応募者が毎期定員を超過して、施設の拡張を必要とするとのことであつた。
桂班長並に受持教師の懇請によつて、私は第三期の組で一言喋つてみた。内容は少年の頭を標準にし、用語も六ヶ月速成の語学力を斟酌して、ほんの思ひついたことを二三話したのであるが、すぐ後で、受持の藤田先生(明大商科出身、砲兵伍長)が一人の少年を指名して、今の話を翻訳してごらんと云つた。
するとその少年はつかつかと前へ出て来て、級友の方に向ひ頗る慎重な顔つきで、しかも相当流暢に、殆ど私の喋つたぐらゐの長さで翻訳をし終つた。
それを聴いてゐた桂斑長は、
「うむ、うまいもんだ。
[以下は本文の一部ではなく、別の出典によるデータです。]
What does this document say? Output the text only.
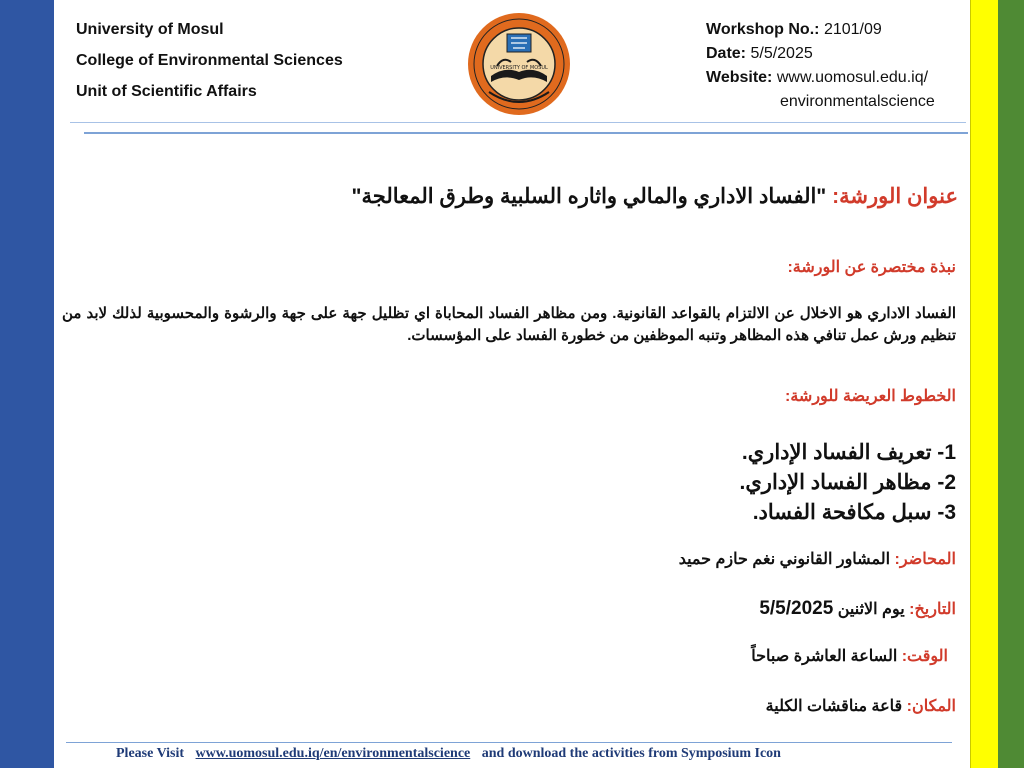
University of Mosul
College of Environmental Sciences
Unit of Scientific Affairs
UNIVERSITY OF MOSUL
Workshop No.: 2101/09
Date: 5/5/2025
Website: www.uomosul.edu.iq/
environmentalscience
عنوان الورشة: "الفساد الاداري والمالي واثاره السلبية وطرق المعالجة"
نبذة مختصرة عن الورشة:
الفساد الاداري هو الاخلال عن الالتزام بالقواعد القانونية. ومن مظاهر الفساد المحاباة اي تظليل جهة على جهة والرشوة والمحسوبية لذلك لابد من تنظيم ورش عمل تنافي هذه المظاهر وتنبه الموظفين من خطورة الفساد على المؤسسات.
الخطوط العريضة للورشة:
1- تعريف الفساد الإداري.
2- مظاهر الفساد الإداري.
3- سبل مكافحة الفساد.
المحاضر: المشاور القانوني نغم حازم حميد
التاريخ: يوم الاثنين 5/5/2025
الوقت: الساعة العاشرة صباحاً
المكان: قاعة مناقشات الكلية
Please Visit www.uomosul.edu.iq/en/environmentalscience and download the activities from Symposium Icon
ひとつも間違つてをりません」
私もさうだらうと思ふ。級総代は見事にこの試験に合格し、先生は大いに面目を施し、私も愉快であつた。
さう云へば、街で買物などしようと思ひ、店員のチンプンカンプンにこつちが諦め顔をしてゐると、そこへぬツと顔をつきだして、いきなり「なに欲しいか?」と通弁役を買つて出る少年が時々ある。さてはこの学校の生徒だなと今気がつく。